Aggiunte improprie

Ho scoperto in questi giorni che un paio di mesi fa papa Francesco ha aggiunto una nuova opera di misericordia (sia corporale che spirituale): la cura dell’ambiente. Occhei, il testo è un po’ contorto (“Mi permetto di proporre un complemento ai due tradizionali elenchi di sette opere di misericordia, aggiungendo a ciascuno la cura della casa comune”), ma il concetto è quello.

Bergoglio ha un precedente illustre: nel 2002 Giovanni Paolo II aggiornò il rosario definendo i misteri della luce. Sembra insomma che questo modificare la parte paraliturgica sia diventato una moda. Però lasciatemi fare per una volta il Magister e lamentarmi. Il fatto che le opere di misericordia siano sette più sette ha un significato specifico: sette è infatti per i cristiani il numero del mondo (dato dalla somma di tre per Dio più quattro per l’uomo: vedi per esempio le virtù teologali che sono tre e le cardinali che sono quattro). Se ne metti un’ottava sballi tutta la simbologia, il che – ci crediate o no – è una parte importante del cattolicesimo. Insomma, va benone ricordare che l’ambiente è da considerare, ma non lo si poteva fare diversamente?

8 comments

  1. Consideriamo che nel Vangelo le opere di misericordia corporale sono sei, e la tradizione ha aggiunto la settima per far cifra tonda. A quel punto una in più che sta nel mezzo consente di arrivare a quindici in totale, che è numero idoneo e fortunato.

    • il problema è che – almeno nell’articolo di Avvenire, che però insomma è un po’ più valido di Libero su questi temi – ne ha aggiunte due, declinandole diversamente.

      • Ma a me leggendo il medesimo articolo sembra che conti per una, non per due.

        • cito:

          Il messaggio si conclude con l’indicazione di compiere una “nuova opera di misericordia” verso il creato: “spirituale” – suggerisce il Papa – che si può realizzare fermandosi in “contemplazione riconoscente del mondo” e “corporale”, attuando invece “semplici gesti quotidiani nei quali spezziamo la logica della violenza, dello sfruttamento, dell’egoismo” per “costruire un mondo migliore”.

          A me sembrano due: la parte contemplativa (quindi spirituale) e quella attiva (corporale).

          • Concordo con mfisk: bisogna davvero arrampicarsi sugli specchi per considerarla anche opera di misericordia spirituale. È una sola e sarà molto difficile peraltro che entri nel nuovo Catechismo, quando uscirà chissà tra quante decadi.

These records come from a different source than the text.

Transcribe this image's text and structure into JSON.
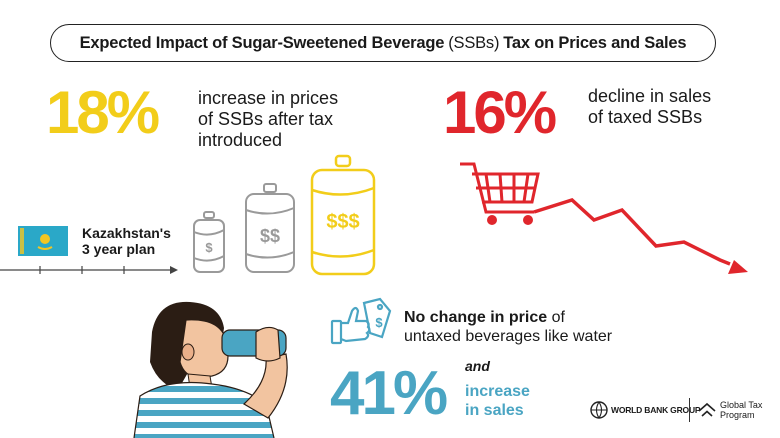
{
  "title": {
    "part1": "Expected Impact of Sugar-Sweetened Beverage",
    "part2": "(SSBs)",
    "part3": "Tax on Prices and Sales"
  },
  "stat_price": {
    "value": "18%",
    "line1": "increase in prices",
    "line2": "of SSBs after tax",
    "line3": "introduced",
    "color": "#f2cd1a"
  },
  "stat_sales": {
    "value": "16%",
    "line1": "decline in sales",
    "line2": "of taxed SSBs",
    "color": "#e0262c"
  },
  "plan": {
    "line1": "Kazakhstan's",
    "line2": "3 year plan"
  },
  "cans": {
    "small": "$",
    "medium": "$$",
    "large": "$$$"
  },
  "untaxed": {
    "bold": "No change in price",
    "rest1": " of",
    "line2": "untaxed beverages like water"
  },
  "stat_water": {
    "value": "41%",
    "and": "and",
    "line1": "increase",
    "line2": "in sales",
    "color": "#4aa5c3"
  },
  "logos": {
    "wbg": "WORLD BANK GROUP",
    "gtp1": "Global Tax",
    "gtp2": "Program"
  },
  "colors": {
    "yellow": "#f2cd1a",
    "red": "#e0262c",
    "blue": "#4aa5c3",
    "gray": "#9a9a9a"
  }
}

            Non ho letto l’articolo, ma i Misteri Luminosi erano stati introdotti con Lettera Apostolica (che è uno dei piú importanti documenti papali magisteriali), mentre questa ottava opera a quanto ho capito è stata introdotta da un semplice messaggio papale, che non è mai Magistero.

            La forma del messaggio per la Santa Sede è anche sostanza.

  2. *UNA* “nuova opera di misericordia” verso il creato. Del resto anche Dio è uno, seppur trino.

  3. non ne possono eliminare una? Nessuna è “datata”? Intendo: così come, dopo 2mila anni fa, si è creata una esigenza nuova, sarebbe blasfemo considerare datata, per esempio “Sopportare pazientemente le persone moleste”, che duemila anni fa mica c’erano la possibilità odierne di essere molesti (per esempio, suppongo, questo post verso i cattolici più ortodossi, perché cerca di mostrare una contraddizione: se la Bibbia è “omnicomprensiva”, non c’ì bisogno di aggiornarla; ma se c’è bisogno di aggiornarla, non si vede perchè aggiornarla solo “aggiungendo” e non “togliendo”, visto che cose da togliere ce ne sarebbero assai)

    • Per un cattolico la Bibbia (che non è parola di Dio come il Corano ma parola ispirata da Dio) è per definizione letta attraverso il magistero, quindi il contenuto resta ed è la sua spiegazione che cambia. Le opere di misericordia però non sono Bibbia, e almeno in teoria potrebbero essere modificate. Però qui ci vorrebbe un teologo, la cosa è oltre le mie conoscenze.